Super-resolution for terrain modeling using deep learning in high mountain Asia

Abstract

High Mountain Asia (HMA) is characterized by some of the most complex and rugged terrain conditions in the world. However, high resolution terrain data are not easy to quickly acquire from the area due to difficulties in accessing the region. In this study, we trained a modified super-resolution residual network (MSRResNet) to develop super-resolution (SR) digital elevation models (DEMs) in the HMA areas by using freely available DEM data from the HMA region and limited high resolution (HR) DEMs from other areas to train the model.

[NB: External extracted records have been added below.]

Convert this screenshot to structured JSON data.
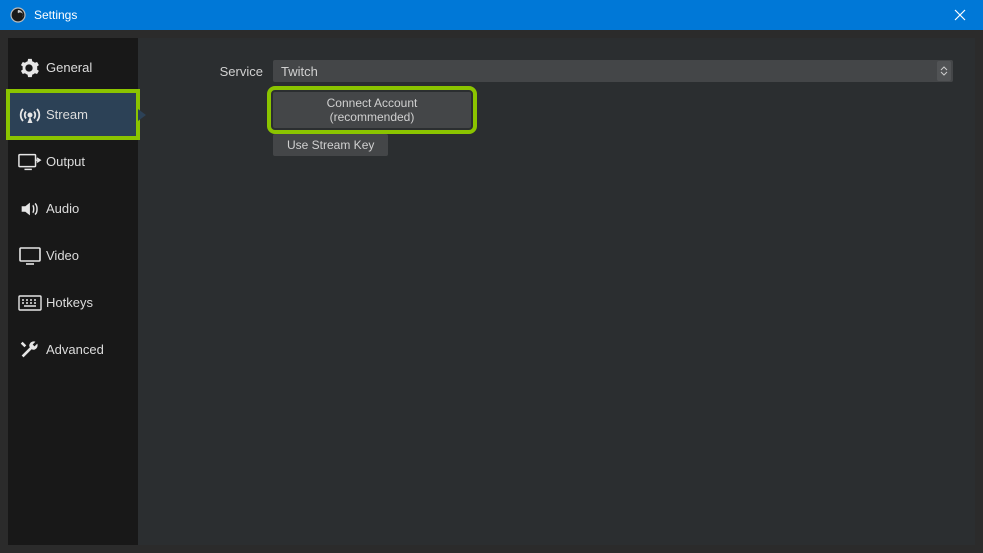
{
  "titlebar": {
    "title": "Settings"
  },
  "sidebar": {
    "items": [
      {
        "label": "General",
        "icon": "gear-icon",
        "active": false,
        "highlight": false
      },
      {
        "label": "Stream",
        "icon": "broadcast-icon",
        "active": true,
        "highlight": true
      },
      {
        "label": "Output",
        "icon": "output-icon",
        "active": false,
        "highlight": false
      },
      {
        "label": "Audio",
        "icon": "speaker-icon",
        "active": false,
        "highlight": false
      },
      {
        "label": "Video",
        "icon": "monitor-icon",
        "active": false,
        "highlight": false
      },
      {
        "label": "Hotkeys",
        "icon": "keyboard-icon",
        "active": false,
        "highlight": false
      },
      {
        "label": "Advanced",
        "icon": "wrench-icon",
        "active": false,
        "highlight": false
      }
    ]
  },
  "content": {
    "service_label": "Service",
    "service_value": "Twitch",
    "connect_label": "Connect Account (recommended)",
    "streamkey_label": "Use Stream Key",
    "connect_highlight": true
  }
}
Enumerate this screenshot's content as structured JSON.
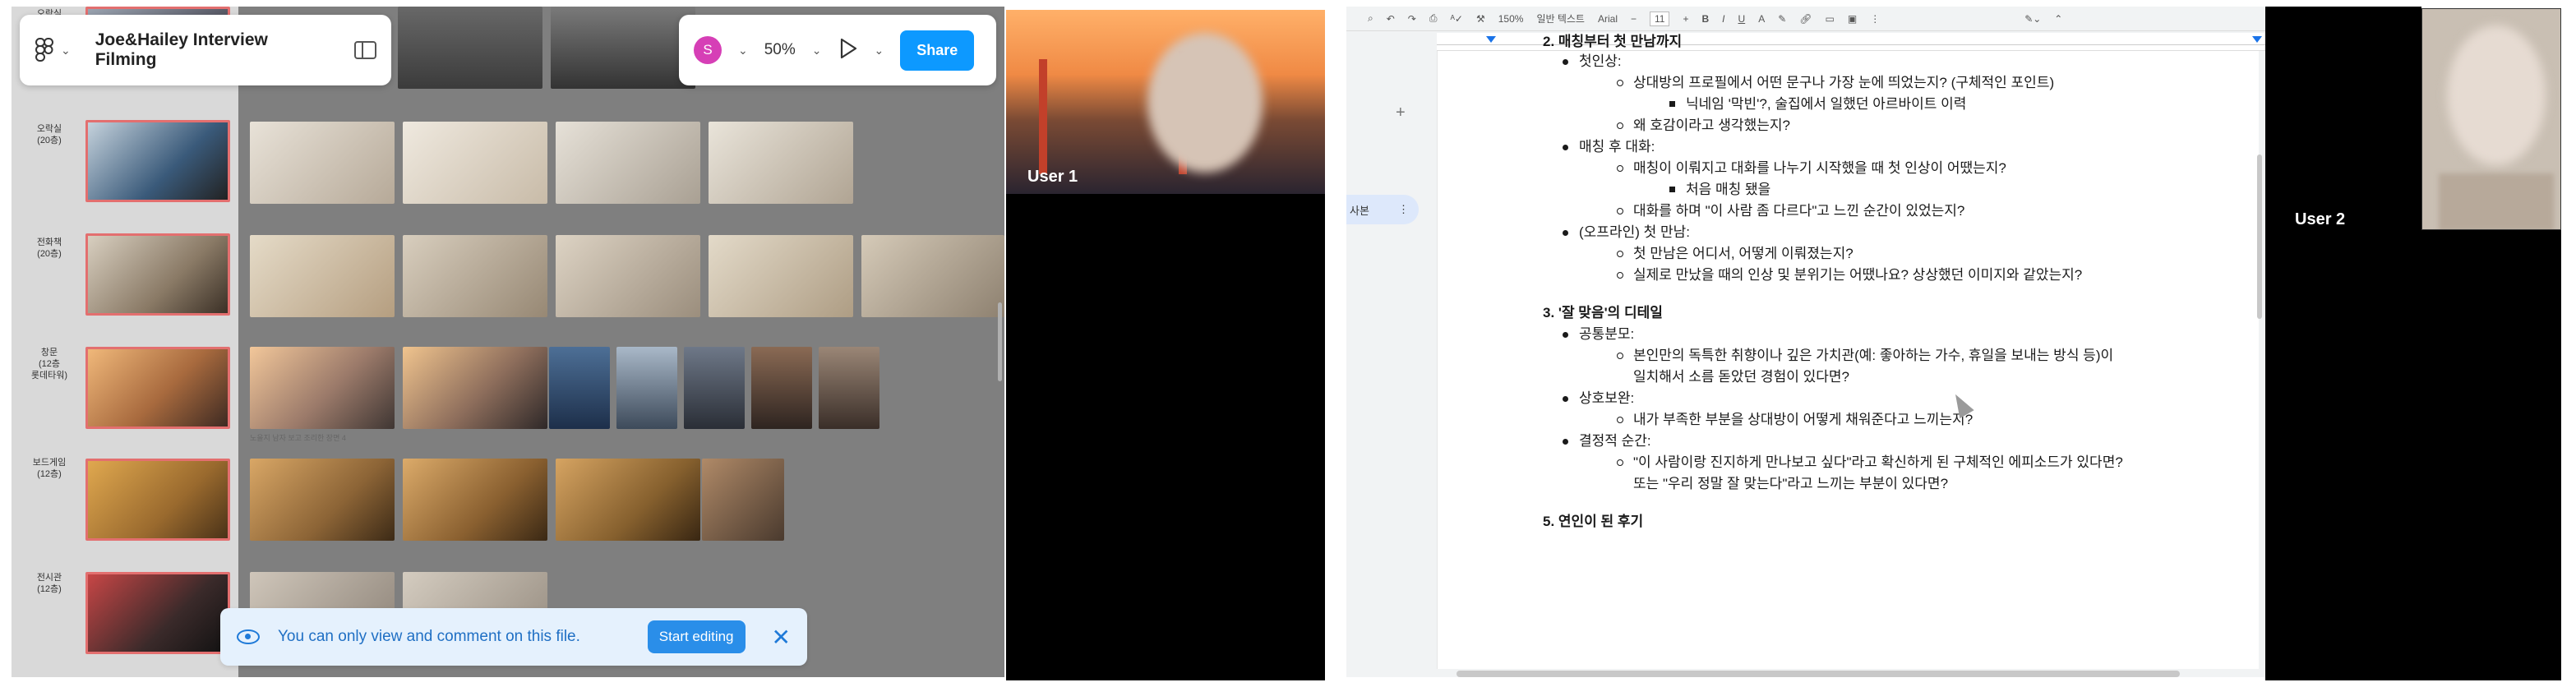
{
  "figma": {
    "file_title": "Joe&Hailey Interview Filming",
    "zoom": "50%",
    "avatar_initial": "S",
    "share_label": "Share",
    "row_labels": [
      "오락실",
      "오락실\n(20층)",
      "전화책\n(20층)",
      "창문\n(12층\n롯데타워)",
      "보드게임\n(12층)",
      "전시관\n(12층)"
    ],
    "photo_caption": "노을지 남자 보고 조리한 장면 4",
    "banner_text": "You can only view and comment on this file.",
    "start_editing_label": "Start editing"
  },
  "video": {
    "user1_label": "User 1",
    "user2_label": "User 2"
  },
  "docs": {
    "toolbar": {
      "zoom": "150%",
      "style": "일반 텍스트",
      "font": "Arial",
      "size": "11"
    },
    "outline_label": "사본",
    "lines": [
      {
        "type": "h",
        "text": "2. 매칭부터 첫 만남까지"
      },
      {
        "type": "b",
        "text": "첫인상:"
      },
      {
        "type": "c",
        "text": "상대방의 프로필에서 어떤 문구나 가장 눈에 띄었는지? (구체적인 포인트)"
      },
      {
        "type": "s",
        "text": "닉네임 '막빈'?, 술집에서 일했던 아르바이트 이력"
      },
      {
        "type": "c",
        "text": "왜 호감이라고 생각했는지?"
      },
      {
        "type": "b",
        "text": "매칭 후 대화:"
      },
      {
        "type": "c",
        "text": "매칭이 이뤄지고 대화를 나누기 시작했을 때 첫 인상이 어땠는지?"
      },
      {
        "type": "s",
        "text": "처음 매칭 됐을"
      },
      {
        "type": "c",
        "text": "대화를 하며 \"이 사람 좀 다르다\"고 느낀 순간이 있었는지?"
      },
      {
        "type": "b",
        "text": "(오프라인) 첫 만남:"
      },
      {
        "type": "c",
        "text": "첫 만남은 어디서, 어떻게 이뤄졌는지?"
      },
      {
        "type": "c",
        "text": "실제로 만났을 때의 인상 및 분위기는 어땠나요? 상상했던 이미지와 같았는지?"
      },
      {
        "type": "h",
        "text": "3. '잘 맞음'의 디테일"
      },
      {
        "type": "b",
        "text": "공통분모:"
      },
      {
        "type": "c",
        "text": "본인만의 독특한 취향이나 깊은 가치관(예: 좋아하는 가수, 휴일을 보내는 방식 등)이"
      },
      {
        "type": "p",
        "text": "일치해서 소름 돋았던 경험이 있다면?"
      },
      {
        "type": "b",
        "text": "상호보완:"
      },
      {
        "type": "c",
        "text": "내가 부족한 부분을 상대방이 어떻게 채워준다고 느끼는지?"
      },
      {
        "type": "b",
        "text": "결정적 순간:"
      },
      {
        "type": "c",
        "text": "\"이 사람이랑 진지하게 만나보고 싶다\"라고 확신하게 된 구체적인 에피소드가 있다면?"
      },
      {
        "type": "p",
        "text": "또는 \"우리 정말 잘 맞는다\"라고 느끼는 부분이 있다면?"
      },
      {
        "type": "h",
        "text": "5. 연인이 된 후기"
      }
    ]
  },
  "colors": {
    "accent": "#0d99ff",
    "thumb_border": "#e36f6f",
    "banner_bg": "#e5f1fd"
  }
}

In this network, a new loss function was constructed that considered the terrain parameters of slope and curvature to constrain the network learning and convergence. The proposed method was applied to and validated by data from the Hengduan Mountains in the southeastern part of HMA, which is a world-famous longitudinal belt of mountains and canyons. A comparative analysis between the current and existing methods (i.e., SRGAN and Bicubic interpolation) was conducted to assess the effectiveness of the proposed approach. The experimental results were also investigated and evaluated by visual inspection and analysis of the terrain parameters. The results demonstrate that the proposed MSRResNet super-resolution process can achieve highly accurate terrain data by downscaling DEMs in HMA. This SR process also outperforms the other comparable methods. Compared to the Bicubic interpolation method, the RMSE and MAE accuracy are improved by 32.17% and 33.97%, and compared to the SRGAN method, the RMSE and MAE accuracy are improved by 39.15% and 32.47%. The HR DEM generated by the new method is more conducive to improving the accuracy of extracted terrain features, such as stream networks. It is promising to apply this model on other areas on Earth or even other planets with terrain similar to that of HMA.